Şefler ve aşçılar. Restoran personelinin mesaisi genelde sabah 10 ile öğleden sonra 4 arası, veya öğleden sonra 4 ‘ten itibaren kapanışa kadar olur. Fakat bir aşçıbaşının sabah daha erken saatte işe gelerek çorba, ekmek ve günlük servis edilen diğer ürünleri hazırlaması gerekebilir. Tam zamanlı aşçılardan biri gündüz, diğeri ise akşam saatlerinde çalışmalıdır. Yarı zamanlı aşçı ise haftasonu vb. çok yoğun saatlerde destek olur ve daha tenha saatlerde basit hazırlıklara yardım eder. Aşçılık okulları size çok iyi aşçılar yönlendirebilir ama yine de etrafa da bir göz atın ve gazeteye iş ilanı verin. Her gelişte en iyi kaliteyle hizmet alan müşterileriniz devamlı müşteri olur. Bunu sağlayabilmek için birinci sınıf aşçılar ve şeflerle çalışmalısınız.

Şefler ile aşçıların maaş skalası deneyimlerine göre ve sizin menünüze bağlı olarak değişir. Şeflerin maaşı aşçılardan daha yüksektir, Ayrıca belki kardan pay alarak çalışmaya razı olan şeflerle de çalışabilirsiniz. Eğer bütünüyle karmaşık bir menünüz varsa çok büyük tecrübe sahibi bir şefle çalışmanız gerekir. Ayrıca saatlik ücret ödeyerek yarı zamanlı aşçılarla da çalışabilirsiniz; bunun için bulunduğunuz muhitte geçerli olan ücretleri öğrenin.

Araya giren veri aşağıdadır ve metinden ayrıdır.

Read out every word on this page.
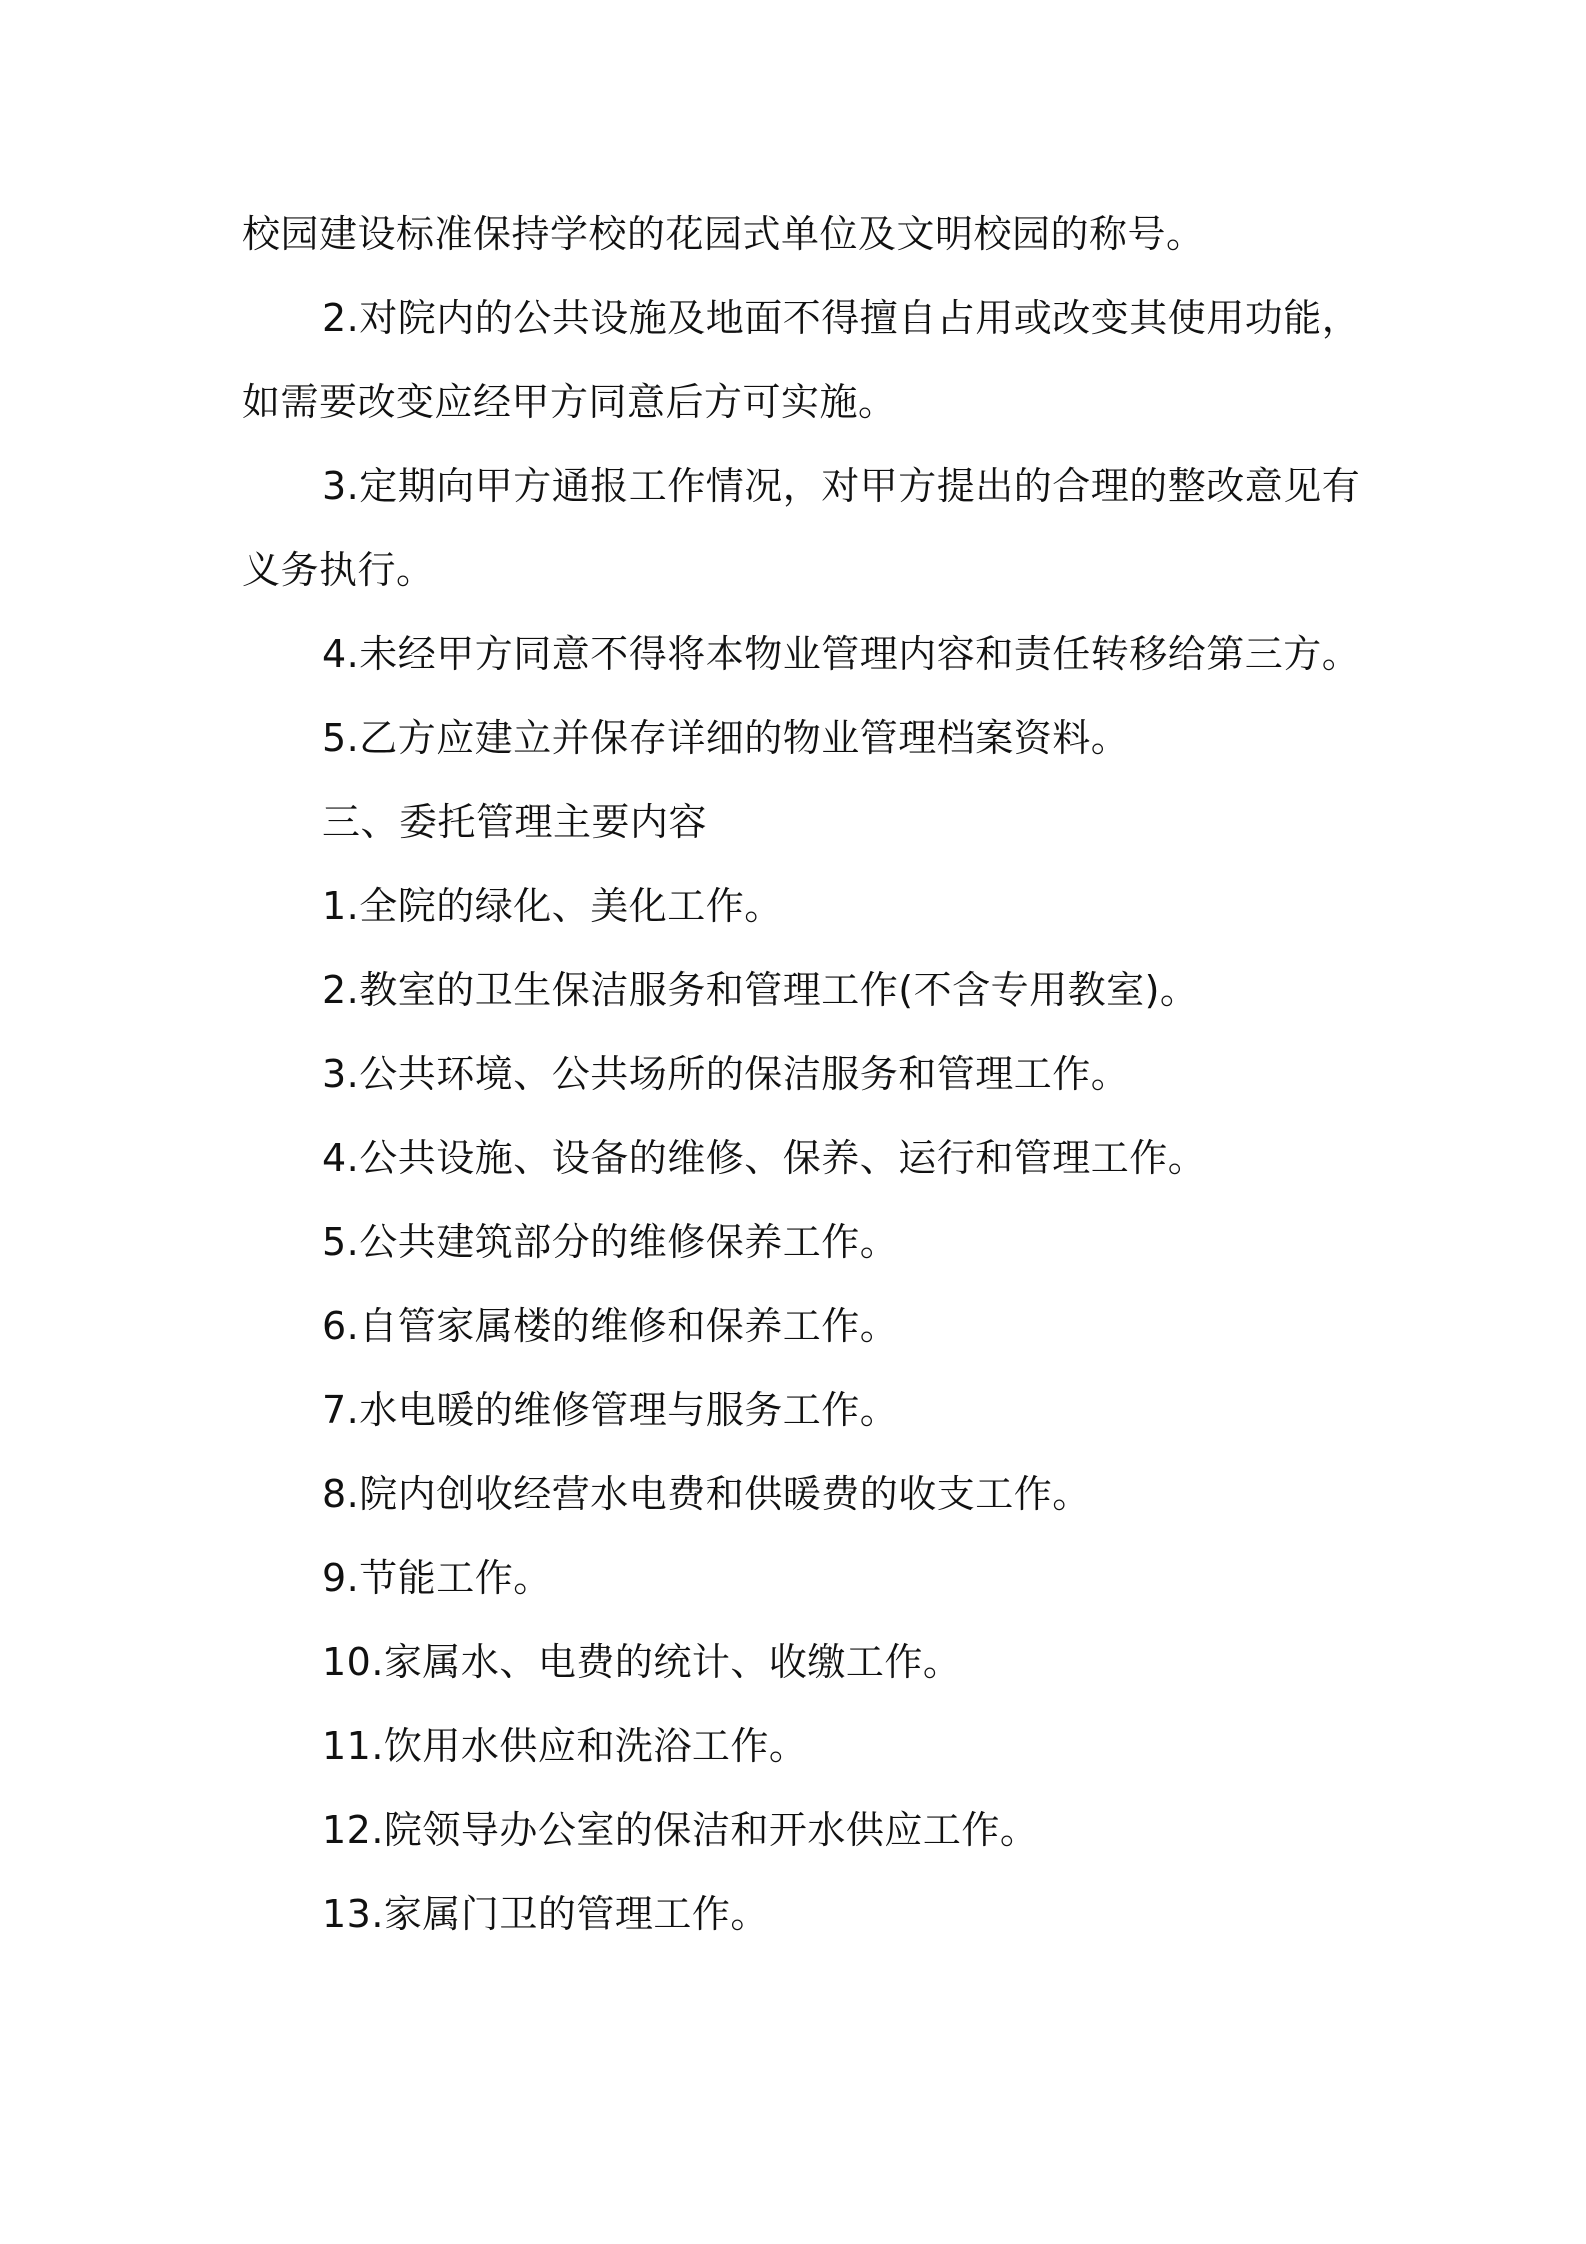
校园建设标准保持学校的花园式单位及文明校园的称号。

2.对院内的公共设施及地面不得擅自占用或改变其使用功能，如需要改变应经甲方同意后方可实施。

3.定期向甲方通报工作情况，对甲方提出的合理的整改意见有义务执行。

4.未经甲方同意不得将本物业管理内容和责任转移给第三方。

5.乙方应建立并保存详细的物业管理档案资料。

三、委托管理主要内容

1.全院的绿化、美化工作。

2.教室的卫生保洁服务和管理工作(不含专用教室)。

3.公共环境、公共场所的保洁服务和管理工作。

4.公共设施、设备的维修、保养、运行和管理工作。

5.公共建筑部分的维修保养工作。

6.自管家属楼的维修和保养工作。

7.水电暖的维修管理与服务工作。

8.院内创收经营水电费和供暖费的收支工作。

9.节能工作。

10.家属水、电费的统计、收缴工作。

11.饮用水供应和洗浴工作。

12.院领导办公室的保洁和开水供应工作。

13.家属门卫的管理工作。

Garsonlar. Müşterilerle en çok etkileşimde bulunacak çalışanlarınız garsonlar olduğu için, insanlarda olumlu izlenim bırakmalı ve baskı altında verimli çalışabilmeliler. Ayrıca birçok masanın taleplerini karşılarken sempatik bir tutum sergilemeliler. Garsonlar için günün iki vakti vardır: çok sakin ve çok yoğun. Çalışanlarınızı bu doğrultuda ayarlayın. Örneğin öğle arası trafiği 11:30 civarı başlar ve 13:30-14:00’e kadar devam eder. 17:30-18:00 saatlerinde akşam yemeği için gelenler ile birlikte başlayacak yoğunluğa dek restoranlar genelde sakindir.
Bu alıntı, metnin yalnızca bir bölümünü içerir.